一歩、宇佐美の間合いへ背中が側から足を踏み込み、宇佐美の身体を床へと叩きつけた。
叩きつけた衝撃はあったはず……宇佐美はそれでも銃剣から手を離さない。しかし背負い投げの勢いで銃剣は腹から抜けてくれた。
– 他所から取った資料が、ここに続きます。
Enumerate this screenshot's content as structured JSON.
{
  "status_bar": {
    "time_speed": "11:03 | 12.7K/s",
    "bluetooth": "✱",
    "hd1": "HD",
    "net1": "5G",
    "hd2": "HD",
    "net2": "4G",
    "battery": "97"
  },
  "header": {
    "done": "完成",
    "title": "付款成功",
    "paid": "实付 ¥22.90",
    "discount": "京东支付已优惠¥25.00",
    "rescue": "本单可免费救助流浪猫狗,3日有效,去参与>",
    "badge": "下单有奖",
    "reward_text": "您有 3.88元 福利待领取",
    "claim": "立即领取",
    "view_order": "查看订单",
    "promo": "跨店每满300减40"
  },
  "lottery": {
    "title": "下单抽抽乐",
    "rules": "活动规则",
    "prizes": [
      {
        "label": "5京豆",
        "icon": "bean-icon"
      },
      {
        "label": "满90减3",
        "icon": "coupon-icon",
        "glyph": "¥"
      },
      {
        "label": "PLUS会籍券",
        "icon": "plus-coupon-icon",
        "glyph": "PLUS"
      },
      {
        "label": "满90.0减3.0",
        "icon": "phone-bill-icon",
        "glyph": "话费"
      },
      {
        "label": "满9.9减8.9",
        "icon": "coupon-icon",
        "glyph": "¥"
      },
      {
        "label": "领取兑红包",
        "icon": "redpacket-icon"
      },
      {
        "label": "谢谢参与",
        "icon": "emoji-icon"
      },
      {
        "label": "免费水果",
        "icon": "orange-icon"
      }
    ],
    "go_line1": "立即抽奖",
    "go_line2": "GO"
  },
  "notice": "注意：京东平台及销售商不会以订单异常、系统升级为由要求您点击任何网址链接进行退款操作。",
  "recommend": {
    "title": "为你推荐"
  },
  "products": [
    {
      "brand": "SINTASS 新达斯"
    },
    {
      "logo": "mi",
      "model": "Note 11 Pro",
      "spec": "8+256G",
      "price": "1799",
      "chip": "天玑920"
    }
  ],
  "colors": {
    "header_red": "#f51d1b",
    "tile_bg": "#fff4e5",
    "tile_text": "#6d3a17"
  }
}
片手で血の流れる腹を押さえながら、ゆっくり起き上がる宇佐美から目線を外さない。
「英作…!」
「来るな、勇作。まだまだこんなもので貴様は終わらんだろう、宇佐美上等兵?」
駆け寄ろうとした勇作に喝を飛ばす。銃剣も抜けぬまま、軍刀を拾い上げた。
宇佐美がギラギラと今度こそ闘争心を隠さないまま私を睨みつけ、鼻血を袖で拭った。
「……ふふ、本当におまえってうんざりするなぁ。わかったような口を聞くんじゃないよ、親の七光りのくせに……」
「ハハッ、ようやっと本音を出したな」
「おまえは居るだけで鶴見中尉殿を困らせる! 何が軍神の再来だ! 何が軍人の鑑だ! よくもあのときっ鶴見中尉殿の前で僕を投げ飛ばしてくれたなッッ!!!」
血を滴らせる銃剣の剣先で私を指して、宇佐美が顔を歪めて吠えた。
宇佐美が話しているのは兵営での教練のことだろう。確かに中尉殿の前で宇佐美を投げ飛ばしたこともあったかも、しれないね?
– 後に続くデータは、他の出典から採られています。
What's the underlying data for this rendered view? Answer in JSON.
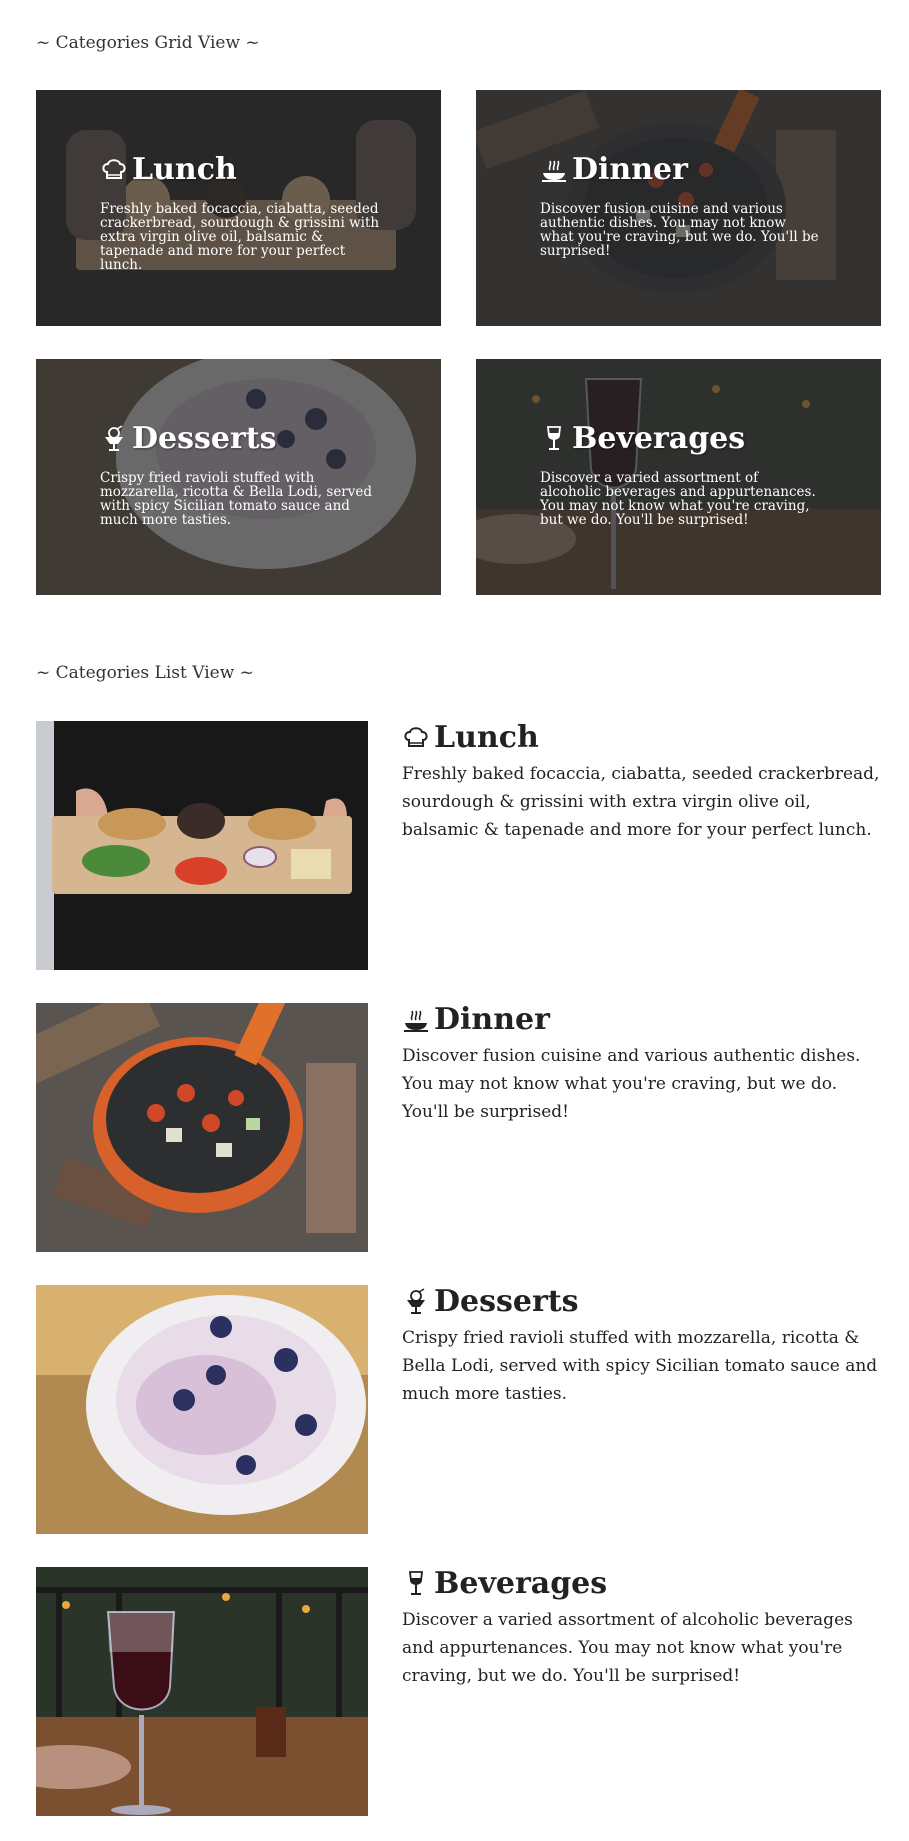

教練で投げ飛ばした兵卒、下士官、将校なんて星の数ほどいるためいちいち覚えているかよっての。
「ははあ、男の嫉妬は醜いなあ。宇佐美時重ぇ〜〜?」
「気安く呼ぶなッ!! おまえに価値があるのなんて血統だけだろッ! だから鶴見中尉殿はおまえに目をかけてたんだ! それを何か勘違いして鶴見中尉殿に色目を使いやがってッッ!!! このアバズレ!!!」
「ッ、う、宇佐美上等兵! 口が過ぎるぞ!」
「アンタは黙っててくださいよッ! 童貞喪失もまだの甘ちゃんがッッ!!」
苦言を呈した勇作にまで宇佐美はギャンと吠える。
「……とにかく、鶴見中尉殿を困らせるやつは殺す」
「はは、貴様程度の駒に俺が殺せると? 俺も随分と安く見られたものだなぁ?」
「ッッッ、ごろず!!!!」
スッと呼吸を変えて、静かな殺意に満ちた表情を浮かべ腰を低く銃剣を構える宇佐美。
これまでの様子から気にしているだろうことを予測して煽れば、再び目の色が憤怒で変わる。
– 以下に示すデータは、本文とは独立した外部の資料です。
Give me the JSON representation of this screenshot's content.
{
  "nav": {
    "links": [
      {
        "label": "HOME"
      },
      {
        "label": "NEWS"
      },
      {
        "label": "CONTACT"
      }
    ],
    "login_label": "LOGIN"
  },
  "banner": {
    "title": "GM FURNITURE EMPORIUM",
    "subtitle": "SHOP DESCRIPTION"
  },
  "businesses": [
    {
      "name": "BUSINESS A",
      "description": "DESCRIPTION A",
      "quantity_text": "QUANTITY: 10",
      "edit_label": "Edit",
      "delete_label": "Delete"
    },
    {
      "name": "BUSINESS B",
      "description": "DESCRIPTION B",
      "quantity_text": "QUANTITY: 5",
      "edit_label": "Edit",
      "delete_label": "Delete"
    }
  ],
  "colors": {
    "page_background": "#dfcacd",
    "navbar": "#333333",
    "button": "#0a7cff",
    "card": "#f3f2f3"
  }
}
冷静に殺しにかかってくる相手よりも、怒り狂った相手の方が攻撃が単調でやりやすいのだ。
「勇作、おまえは下がってろ。コイツは俺が殺る」
宇佐美から視線を外さないまま鞘を抜き去り、勇作の方へと放る。両手持ちをし、上段に構えた。
後ろに勇作がいて、手には軍刀。
今の私が負けることなど万に一つもあり得ない。